Dringo answered, “I assure you I am of flesh and blood. But you are astute in suspecting the malicious frolic of Iucounu. More than you can imagine, Cugel.”
“You know me by name! More reason to suspect a foul hand at play.”
Dringo ignored the comment and turned to face the downward slope of the hillock upon which they had found themselves expelled. “Come, let us seek some water. We have much to talk about.”

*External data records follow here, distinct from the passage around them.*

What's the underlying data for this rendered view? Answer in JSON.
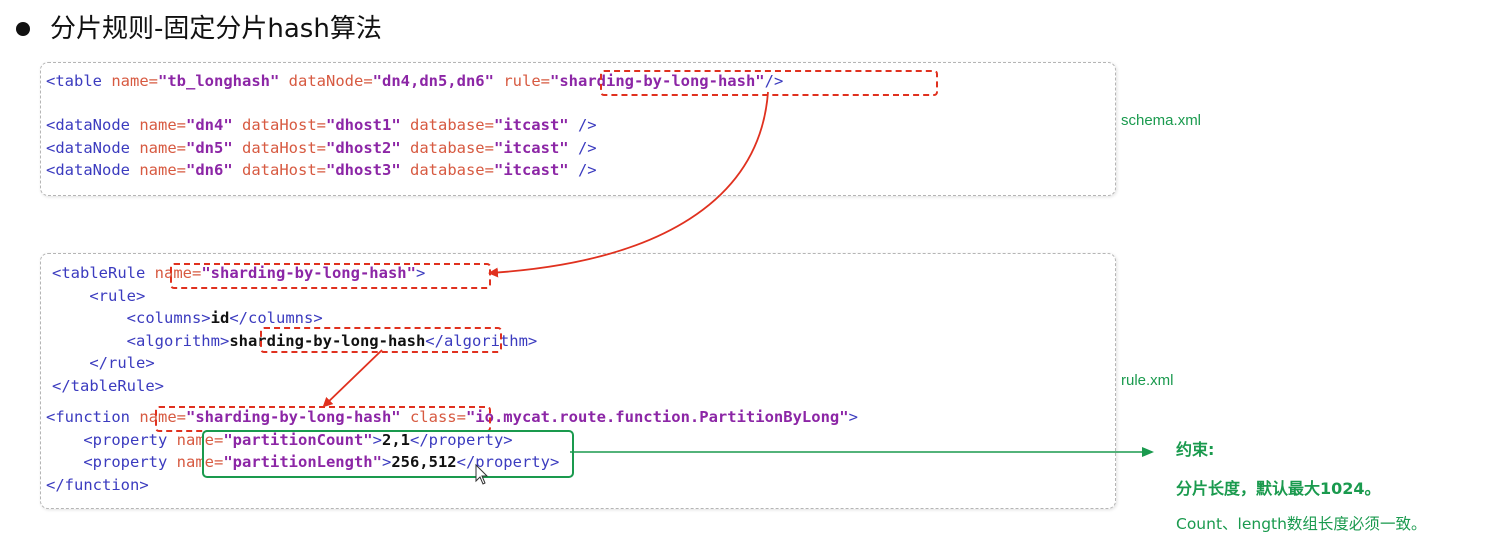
{
  "title": "分片规则-固定分片hash算法",
  "schema": {
    "label": "schema.xml",
    "table_line": {
      "open": "<table ",
      "name_attr": "name=",
      "name_val": "\"tb_longhash\"",
      "datanode_attr": " dataNode=",
      "datanode_val": "\"dn4,dn5,dn6\"",
      "rule_attr": "rule=",
      "rule_val": "\"sharding-by-long-hash\"",
      "close": "/>"
    },
    "datanodes": [
      {
        "open": "<dataNode ",
        "name_attr": "name=",
        "name_val": "\"dn4\"",
        "host_attr": " dataHost=",
        "host_val": "\"dhost1\"",
        "db_attr": " database=",
        "db_val": "\"itcast\"",
        "close": " />"
      },
      {
        "open": "<dataNode ",
        "name_attr": "name=",
        "name_val": "\"dn5\"",
        "host_attr": " dataHost=",
        "host_val": "\"dhost2\"",
        "db_attr": " database=",
        "db_val": "\"itcast\"",
        "close": " />"
      },
      {
        "open": "<dataNode ",
        "name_attr": "name=",
        "name_val": "\"dn6\"",
        "host_attr": " dataHost=",
        "host_val": "\"dhost3\"",
        "db_attr": " database=",
        "db_val": "\"itcast\"",
        "close": " />"
      }
    ]
  },
  "rule": {
    "label": "rule.xml",
    "tablerule_open": "<tableRule ",
    "tablerule_name_attr": "name=",
    "tablerule_name_val": "\"sharding-by-long-hash\"",
    "tablerule_open_end": ">",
    "rule_open": "<rule>",
    "columns_open": "<columns>",
    "columns_val": "id",
    "columns_close": "</columns>",
    "algorithm_open": "<algorithm>",
    "algorithm_val": "sharding-by-long-hash",
    "algorithm_close": "</algorithm>",
    "rule_close": "</rule>",
    "tablerule_close": "</tableRule>",
    "function_open": "<function ",
    "function_name_attr": "name=",
    "function_name_val": "\"sharding-by-long-hash\"",
    "function_class_attr": " class=",
    "function_class_val": "\"io.mycat.route.function.PartitionByLong\"",
    "function_open_end": ">",
    "properties": [
      {
        "open": "<property ",
        "name_attr": "name=",
        "name_val": "\"partitionCount\"",
        "gt": ">",
        "value": "2,1",
        "close": "</property>"
      },
      {
        "open": "<property ",
        "name_attr": "name=",
        "name_val": "\"partitionLength\"",
        "gt": ">",
        "value": "256,512",
        "close": "</property>"
      }
    ],
    "function_close": "</function>"
  },
  "constraint": {
    "heading": "约束:",
    "line1": "分片长度，默认最大1024。",
    "line2": "Count、length数组长度必须一致。"
  },
  "colors": {
    "tag": "#3b3bbf",
    "attribute": "#d75a41",
    "value": "#8c26a6",
    "highlight_red": "#e0311f",
    "highlight_green": "#1a9a4e"
  }
}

They stumbled down the small hill in the darkness. Twice Cugel stopped and sat, the second time saying, “I will wait here while you search. You seem more sprightly than I. You may even find a suitable container for returning the refreshment, thus eliminating the need for both of us to traverse these difficult slopes.” Dringo disregarded Cugel’s complaints and continued on. The terrain kept leading lower to eventually funnel them into a line of fragrant Myrhadian trees that flanked a small arroyo from which they could hear the gurgle of a brook. Both of them cupped hand after hand of the sweet water until their stomachs were distended gourds.
They sat together on a broad, flat rock above the water line.
Cugel, in a much improved humor, smiled and said to Dringo, “Your resemblance to my own is remarkable. Who are you, if not a minion of Iucounu?”